Lucile a vécu une double vie pendant six mois : d’un côté avec son mari, de l’autre avec sa nouvelle compagne, dans deux villes différentes, tous les protagonistes étant au courant. « Ils se sont même rencontrés, raconte-t-elle, ça se passait très bien. » La jeune femme a fini par quitter son amie, a eu un deuxième enfant, mais a compris que, pour elle, « ce n’était pas un fantasme ni pour faire plaisir à quelqu’un », qu’« émotionnellement, ça collait des deux côtés ». Elle en a conclu que le terme de « bisexuelle » lui convenait pour définir à la fois ses vies sexuelle et sentimentale. En matière de sexualité, la majorité des psys distinguent les « pratiques » de l’« orientation » : une femme peut ne se sentir bien qu’avec des hommes, se définir ainsi comme hétérosexuelle, tout en ayant des rapports avec des femmes. Elle peut éprouver des sentiments pour les hommes comme pour les femmes mais décider de n’avoir de relations sexuelles qu’avec les uns ou les autres.
Comme Camille, l’éditrice bordelaise, qui a fini par quitter sa copine de bureau après quelques mois de passion. Le désir s’était asséché, les sentiments n’étaient pas là. « La relation me donnait une place qui ne me convenait pas », constate-t-elle. Camille n’a eu des relations qu’avec des hommes depuis. « Avec elle, je n’étais plus la seule à détenir la féminité, à apporter ce que j’avais à apporter. J’avais envie d’être la fille, je crois. »

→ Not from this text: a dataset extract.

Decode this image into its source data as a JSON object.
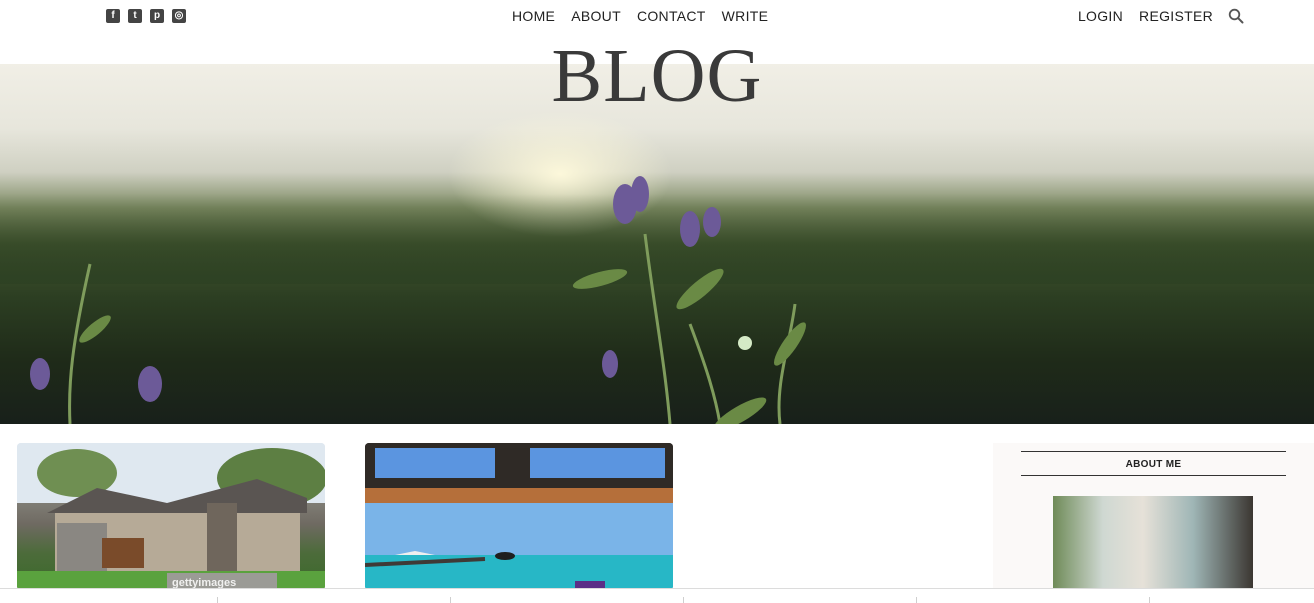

Aurélie, elle, n’a pas vraiment eu le temps d’y réfléchir. Troublée par le film d’Abdellatif Kechiche durant son congé maternité, elle s’est confiée à ses amies, et un soir, dans le taxi du retour, l’une d’elles l’a embrassée. Encore plus bouleversée, elle en a parlé à une collègue au bureau. « Elle hésitait à tromper son mec avec un autre, et moi j’avais décidé que je voulais coucher avec une femme… », raconte la jeune femme, en rouge à lèvres et chemise sagement boutonnée. A l’époque, l’idée devient une obsession et, avec sa collègue, elles s’engrènent à qui mettra son projet à exécution la première. « Je ne sais pas ce qui s’est passé, mais quand les vacances sont arrivées, nous nous sommes mises à nous draguer, par textos… C’est devenu torride. » Aurélie en est encore tout étonnée. Au retour des congés, elles louent une chambre d’hôtel et passent une nuit « très romantique ». Mais le lendemain, c’est la douche froide.
Son amante « fait comme si de rien n’était », et Aurélie connaît son « premier chagrin d’amour », elle qui a rencontré son mari au lycée. « Je n’ai pas été jusqu’à envisager de tout plaquer, mais j’en ai bavé », dit-elle. Aujourd’hui, la jeune femme a « pris du recul ». Elle sait qu’elle peut être attirée par des femmes. Elle reconnaît qu’elle peut être « un peu “control freak” » et qu’elle a « eu besoin de mettre du désordre dans une vie très sage » pour réaliser qu’elle était « sûre de [ses] choix ». Myriam, de son côté, n’est pas repassée à La Mutinerie, mais elle compte bien y retourner.